Pop open the Corvette door handles and the inside reveals a very nice factory two-toned interior that Godfather Customs made even better with more Trenz products on the gas and brake pedals, plus new polished billet sill plates. Fit to the dash is a new woodgrain kit from APSIS USA in Huntington Station, New York, plus a new matching leather-and-wood-wrapped steering wheel. Inside the dash, the anemic stock radio was replaced with a new Pioneer head unit consisting of a color television monitor plus a complete Pioneer audio system incorporating new replacement speakers, amplifiers, and a pair of subwoofers. The entire system was built, designed, and installed by Troy Milner at Audio Concepts in Conyers, Georgia. Fit to the driver-side pillar post was an Auto Meter pod filled with dual Auto Meter gauges that help monitor all of the vital underhood details. Playing guard over the entire truck and system is a Spal security system.

Under the Reflexxion steel cowl-induction hood rests a powerful 6.0L V-8, but Hal was certainly not content enough to let it rest on its laurels. So out went many of the stock components, including the factory exhaust and manifolds, plus the stock air filter assembly and the mass air sensor. After that, Borla headers and an after-cat system were installed as well as an Airmax Spiral Flow cold-air intake incorporating a K&N air filter and a Granatelli Motorsports Mass Air Sensor.
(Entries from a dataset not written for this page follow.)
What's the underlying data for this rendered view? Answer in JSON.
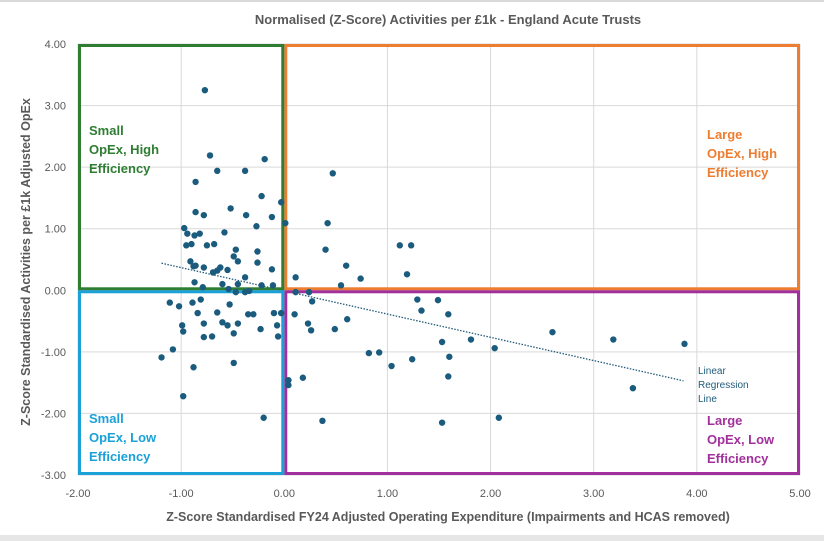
{
  "chart_data": {
    "type": "scatter",
    "title": "Normalised (Z-Score) Activities per £1k - England Acute Trusts",
    "xlabel": "Z-Score Standardised FY24 Adjusted Operating Expenditure (Impairments and HCAS removed)",
    "ylabel": "Z-Score Standardised Activities  per £1k Adjusted OpEx",
    "xlim": [
      -2,
      5
    ],
    "ylim": [
      -3,
      4
    ],
    "xticks": [
      "-2.00",
      "-1.00",
      "0.00",
      "1.00",
      "2.00",
      "3.00",
      "4.00",
      "5.00"
    ],
    "yticks": [
      "4.00",
      "3.00",
      "2.00",
      "1.00",
      "0.00",
      "-1.00",
      "-2.00",
      "-3.00"
    ],
    "grid": true,
    "point_color": "#1a5b7e",
    "points": [
      [
        -0.77,
        3.25
      ],
      [
        -0.19,
        2.13
      ],
      [
        -0.72,
        2.19
      ],
      [
        -0.86,
        1.76
      ],
      [
        -0.65,
        1.94
      ],
      [
        -0.38,
        1.94
      ],
      [
        0.47,
        1.9
      ],
      [
        -0.86,
        1.27
      ],
      [
        -0.78,
        1.22
      ],
      [
        -0.52,
        1.33
      ],
      [
        -0.37,
        1.22
      ],
      [
        -0.12,
        1.19
      ],
      [
        -0.03,
        1.43
      ],
      [
        -0.22,
        1.53
      ],
      [
        -0.97,
        1.01
      ],
      [
        -0.94,
        0.92
      ],
      [
        -0.82,
        0.92
      ],
      [
        -0.58,
        0.94
      ],
      [
        -0.75,
        0.73
      ],
      [
        -0.87,
        0.89
      ],
      [
        -0.27,
        1.04
      ],
      [
        -0.95,
        0.73
      ],
      [
        -0.9,
        0.75
      ],
      [
        -0.68,
        0.75
      ],
      [
        -0.47,
        0.66
      ],
      [
        -0.26,
        0.63
      ],
      [
        0.01,
        1.09
      ],
      [
        0.42,
        1.09
      ],
      [
        -0.91,
        0.47
      ],
      [
        -0.78,
        0.37
      ],
      [
        -0.69,
        0.29
      ],
      [
        -0.55,
        0.33
      ],
      [
        -0.49,
        0.55
      ],
      [
        -0.45,
        0.47
      ],
      [
        -0.26,
        0.45
      ],
      [
        0.4,
        0.66
      ],
      [
        -0.88,
        0.39
      ],
      [
        -0.86,
        0.4
      ],
      [
        -0.69,
        0.29
      ],
      [
        -0.65,
        0.32
      ],
      [
        -0.62,
        0.37
      ],
      [
        -0.38,
        0.21
      ],
      [
        -0.12,
        0.34
      ],
      [
        -0.87,
        0.13
      ],
      [
        -0.79,
        0.05
      ],
      [
        -0.6,
        0.1
      ],
      [
        -0.47,
        -0.03
      ],
      [
        -0.34,
        -0.01
      ],
      [
        -0.22,
        0.08
      ],
      [
        -0.11,
        0.08
      ],
      [
        -0.38,
        -0.03
      ],
      [
        -0.45,
        0.1
      ],
      [
        -0.54,
        0.02
      ],
      [
        0.11,
        0.21
      ],
      [
        0.6,
        0.4
      ],
      [
        0.55,
        0.08
      ],
      [
        0.74,
        0.19
      ],
      [
        1.12,
        0.73
      ],
      [
        1.23,
        0.73
      ],
      [
        1.19,
        0.26
      ],
      [
        0.11,
        -0.03
      ],
      [
        0.24,
        -0.03
      ],
      [
        0.27,
        -0.18
      ],
      [
        -0.03,
        -0.37
      ],
      [
        -1.11,
        -0.2
      ],
      [
        -1.02,
        -0.26
      ],
      [
        -0.89,
        -0.2
      ],
      [
        -0.81,
        -0.15
      ],
      [
        -0.53,
        -0.23
      ],
      [
        -0.84,
        -0.37
      ],
      [
        -0.65,
        -0.36
      ],
      [
        -0.35,
        -0.39
      ],
      [
        -0.3,
        -0.39
      ],
      [
        0.1,
        -0.39
      ],
      [
        0.23,
        -0.54
      ],
      [
        0.26,
        -0.65
      ],
      [
        0.49,
        -0.63
      ],
      [
        0.61,
        -0.47
      ],
      [
        1.29,
        -0.15
      ],
      [
        1.49,
        -0.16
      ],
      [
        1.33,
        -0.33
      ],
      [
        1.59,
        -0.39
      ],
      [
        -0.99,
        -0.57
      ],
      [
        -0.78,
        -0.54
      ],
      [
        -0.6,
        -0.52
      ],
      [
        -0.55,
        -0.57
      ],
      [
        -0.45,
        -0.54
      ],
      [
        -0.07,
        -0.57
      ],
      [
        -0.1,
        -0.37
      ],
      [
        -0.98,
        -0.67
      ],
      [
        -0.78,
        -0.76
      ],
      [
        -0.7,
        -0.75
      ],
      [
        -0.49,
        -0.7
      ],
      [
        -0.23,
        -0.63
      ],
      [
        -0.06,
        -0.75
      ],
      [
        -1.08,
        -0.96
      ],
      [
        -1.19,
        -1.09
      ],
      [
        -0.88,
        -1.25
      ],
      [
        -0.49,
        -1.18
      ],
      [
        1.53,
        -0.84
      ],
      [
        1.81,
        -0.8
      ],
      [
        2.04,
        -0.94
      ],
      [
        2.6,
        -0.68
      ],
      [
        3.19,
        -0.8
      ],
      [
        3.88,
        -0.87
      ],
      [
        0.82,
        -1.02
      ],
      [
        0.92,
        -1.01
      ],
      [
        1.04,
        -1.23
      ],
      [
        1.24,
        -1.12
      ],
      [
        1.6,
        -1.08
      ],
      [
        0.18,
        -1.42
      ],
      [
        0.04,
        -1.46
      ],
      [
        0.04,
        -1.54
      ],
      [
        1.59,
        -1.4
      ],
      [
        3.38,
        -1.59
      ],
      [
        -0.98,
        -1.72
      ],
      [
        -0.2,
        -2.07
      ],
      [
        0.37,
        -2.12
      ],
      [
        1.53,
        -2.15
      ],
      [
        2.08,
        -2.07
      ]
    ],
    "regression": {
      "label": "Linear Regression Line",
      "x": [
        -1.19,
        3.87
      ],
      "y": [
        0.44,
        -1.47
      ],
      "color": "#1f5b7a"
    },
    "quadrants": [
      {
        "label_lines": [
          "Small",
          "OpEx, High",
          "Efficiency"
        ],
        "color": "#2e7d32",
        "x": [
          -2,
          0
        ],
        "y": [
          0,
          4
        ]
      },
      {
        "label_lines": [
          "Large",
          "OpEx, High",
          "Efficiency"
        ],
        "color": "#ed7d31",
        "x": [
          0,
          5
        ],
        "y": [
          0,
          4
        ]
      },
      {
        "label_lines": [
          "Small",
          "OpEx, Low",
          "Efficiency"
        ],
        "color": "#1ba1d8",
        "x": [
          -2,
          0
        ],
        "y": [
          -3,
          0
        ]
      },
      {
        "label_lines": [
          "Large",
          "OpEx, Low",
          "Efficiency"
        ],
        "color": "#a2309c",
        "x": [
          0,
          5
        ],
        "y": [
          -3,
          0
        ]
      }
    ]
  }
}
Complementing the motor is a set of Zoop's billet hose ends, an Optima red-topped battery that handles both the cold starts of the motor and the severely upgraded audio accessories, and new Taylor Ignition matching yellow spark plug wires.

There you have it. Not bad for a two-week wonder. This project just underscores the philosophy of what can be done when three individuals put their minds to task. Simply put, the creation of the world's first fully modified GMC Sierra C3 tucking 23-inch Giovanna wheels was all done in less than a month. Another first from the World's Leading Truck Publication.